It's not clear how you want all the elements constructed. Let's say you want the vector to have n elements and capacity desired_capacity, which may be equal to n.

If you want n elements identical, try this:

std::vector<T> v(n, t);  // creates n copies of the value t.
v.reserve(desired_capacity);

If you don't want to specify an initial value, you can omit that:

std::vector<T> v(n);     // creates n copies of T, default constructed.
v.reserve(desired_capacity);

If you have a certain number of elements you want to specify individually, try an initializer list.

std::vector({t1, t2, ..., tn});  // initializer list
v.reserve(desired_capacity);

The list of possibilities goes on; for more, see the vector::vector reference. Using "in-place" construction means you can populate a vector with types that are not copy-constructible.

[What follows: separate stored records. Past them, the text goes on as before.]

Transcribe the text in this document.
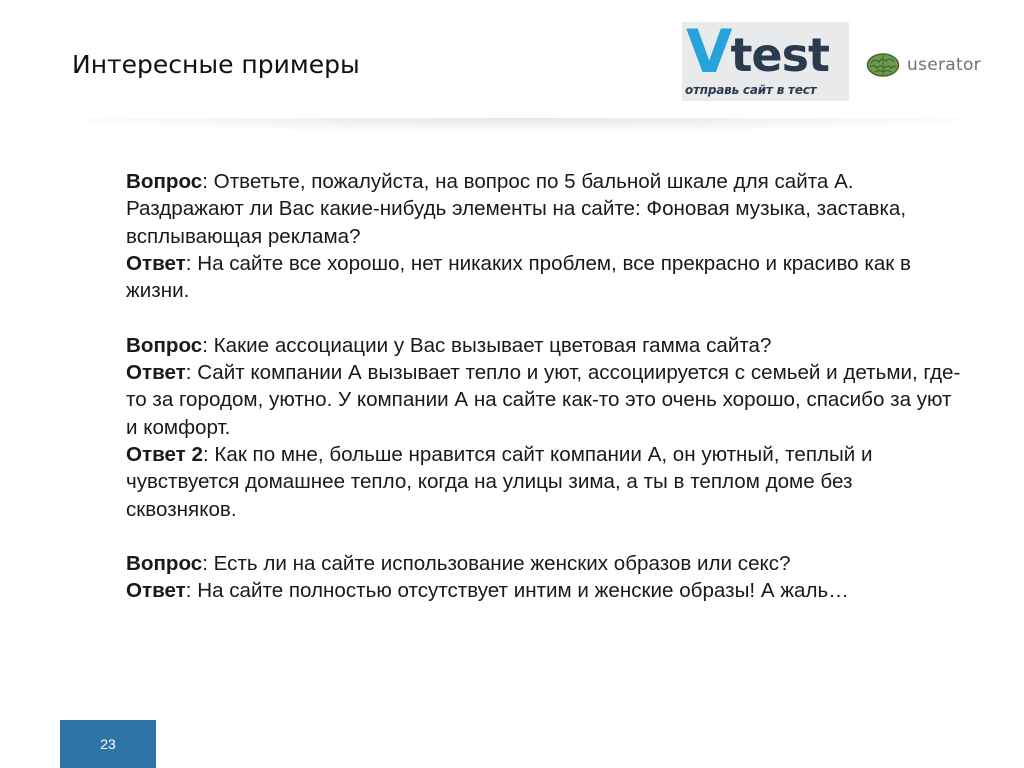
Интересные примеры	V test
отправь сайт в тест
userator

Вопрос: Ответьте, пожалуйста, на вопрос по 5 бальной шкале для сайта А. Раздражают ли Вас какие-нибудь элементы на сайте: Фоновая музыка, заставка, всплывающая реклама?

Ответ: На сайте все хорошо, нет никаких проблем, все прекрасно и красиво как в жизни.

Вопрос: Какие ассоциации у Вас вызывает цветовая гамма сайта?

Ответ: Сайт компании А вызывает тепло и уют, ассоциируется с семьей и детьми, где-то за городом, уютно. У компании А на сайте как-то это очень хорошо, спасибо за уют и комфорт.

Ответ 2: Как по мне, больше нравится сайт компании А, он уютный, теплый и чувствуется домашнее тепло, когда на улицы зима, а ты в теплом доме без сквозняков.

Вопрос: Есть ли на сайте использование женских образов или секс?

Ответ: На сайте полностью отсутствует интим и женские образы! А жаль…

23
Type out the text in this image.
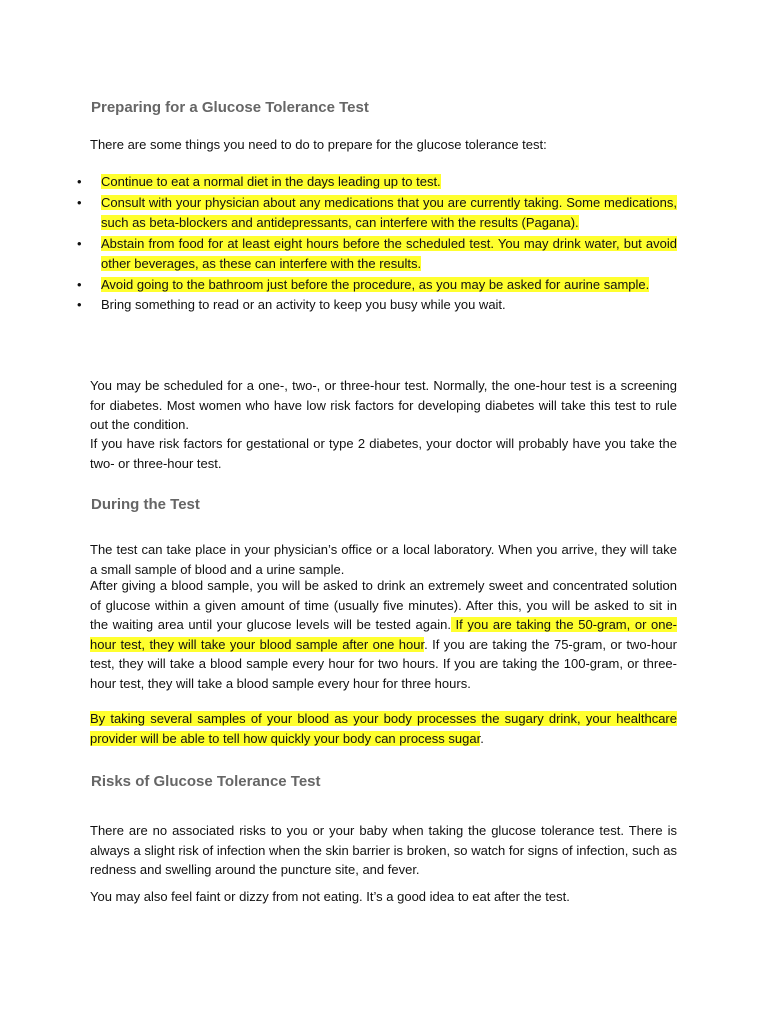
Preparing for a Glucose Tolerance Test

There are some things you need to do to prepare for the glucose tolerance test:

• Continue to eat a normal diet in the days leading up to test.
• Consult with your physician about any medications that you are currently taking. Some medications, such as beta-blockers and antidepressants, can interfere with the results (Pagana).
• Abstain from food for at least eight hours before the scheduled test. You may drink water, but avoid other beverages, as these can interfere with the results.
• Avoid going to the bathroom just before the procedure, as you may be asked for aurine sample.
• Bring something to read or an activity to keep you busy while you wait.

You may be scheduled for a one-, two-, or three-hour test. Normally, the one-hour test is a screening for diabetes. Most women who have low risk factors for developing diabetes will take this test to rule out the condition.

If you have risk factors for gestational or type 2 diabetes, your doctor will probably have you take the two- or three-hour test.

During the Test

The test can take place in your physician’s office or a local laboratory. When you arrive, they will take a small sample of blood and a urine sample.

After giving a blood sample, you will be asked to drink an extremely sweet and concentrated solution of glucose within a given amount of time (usually five minutes). After this, you will be asked to sit in the waiting area until your glucose levels will be tested again. If you are taking the 50-gram, or one-hour test, they will take your blood sample after one hour. If you are taking the 75-gram, or two-hour test, they will take a blood sample every hour for two hours. If you are taking the 100-gram, or three-hour test, they will take a blood sample every hour for three hours.

By taking several samples of your blood as your body processes the sugary drink, your healthcare provider will be able to tell how quickly your body can process sugar.

Risks of Glucose Tolerance Test

There are no associated risks to you or your baby when taking the glucose tolerance test. There is always a slight risk of infection when the skin barrier is broken, so watch for signs of infection, such as redness and swelling around the puncture site, and fever.

You may also feel faint or dizzy from not eating. It’s a good idea to eat after the test.
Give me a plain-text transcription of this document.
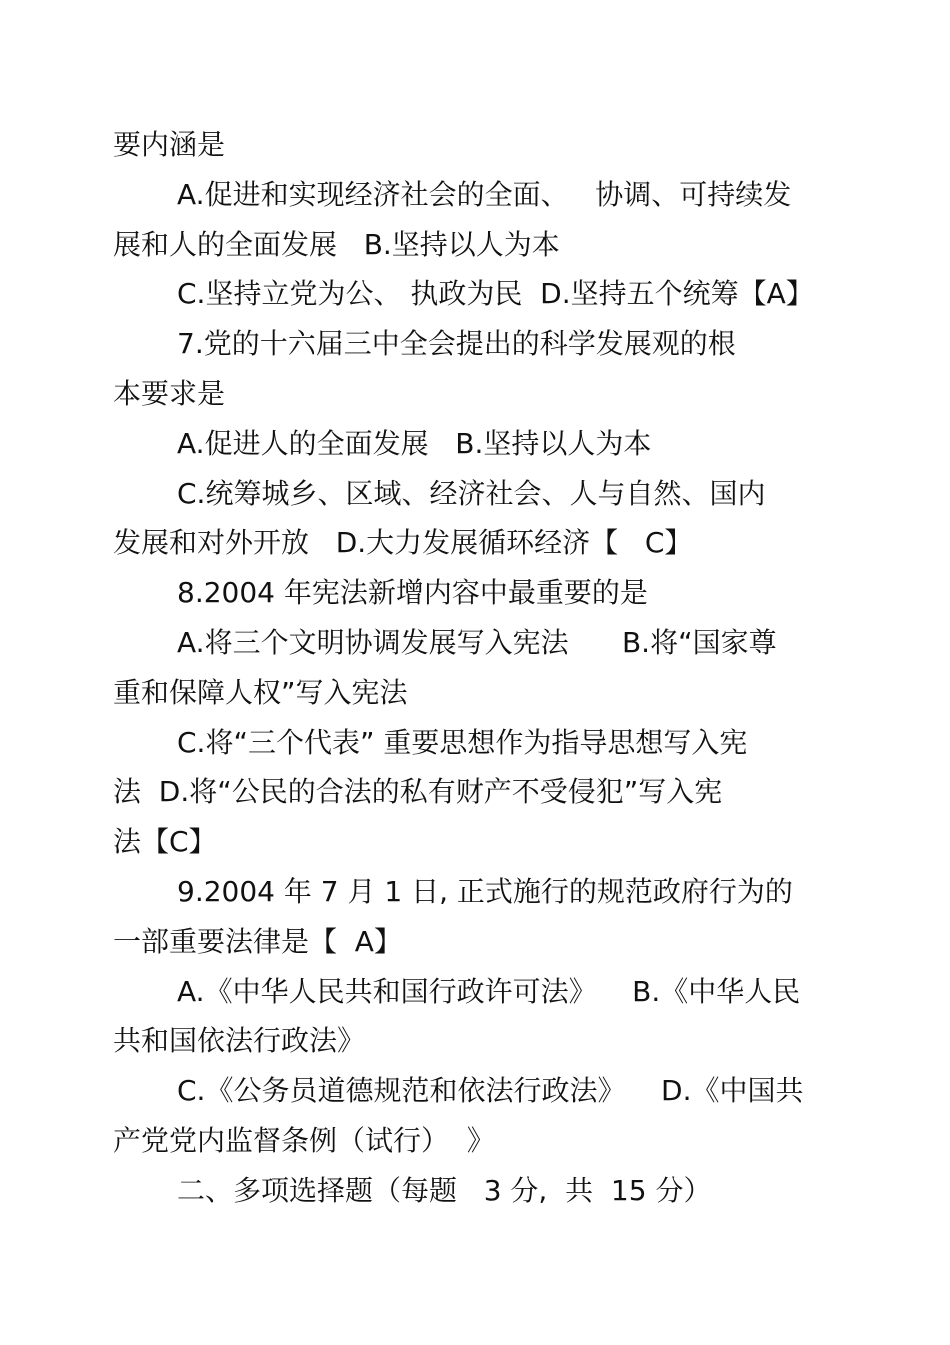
要内涵是
A.促进和实现经济社会的全面、   协调、可持续发
展和人的全面发展   B.坚持以人为本
C.坚持立党为公、 执政为民  D.坚持五个统筹【A】
7.党的十六届三中全会提出的科学发展观的根
本要求是
A.促进人的全面发展   B.坚持以人为本
C.统筹城乡、区域、经济社会、人与自然、国内
发展和对外开放   D.大力发展循环经济【   C】
8.2004 年宪法新增内容中最重要的是
A.将三个文明协调发展写入宪法      B.将“国家尊
重和保障人权”写入宪法
C.将“三个代表” 重要思想作为指导思想写入宪
法  D.将“公民的合法的私有财产不受侵犯”写入宪
法【C】
9.2004 年 7 月 1 日, 正式施行的规范政府行为的
一部重要法律是【  A】
A.《中华人民共和国行政许可法》    B.《中华人民
共和国依法行政法》
C.《公务员道德规范和依法行政法》    D.《中国共
产党党内监督条例（试行）  》
二、多项选择题（每题   3 分,  共  15 分）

Another option, to fill a vector with non-copyable types, is to use emplace_back repeatedly:

std::vector<T> v;
v.reserve(n); 
for (int i = 0; i < n; ++i)
{
   v.emplace_back(x, y, z);  // Construct T(x, y, z) in-place
}

One note about your original question: your for loop contains an error:

for(T t : v) t = T();    
// almost certainly want for (T& t : v) ...
// in order to get references to modify vector elements.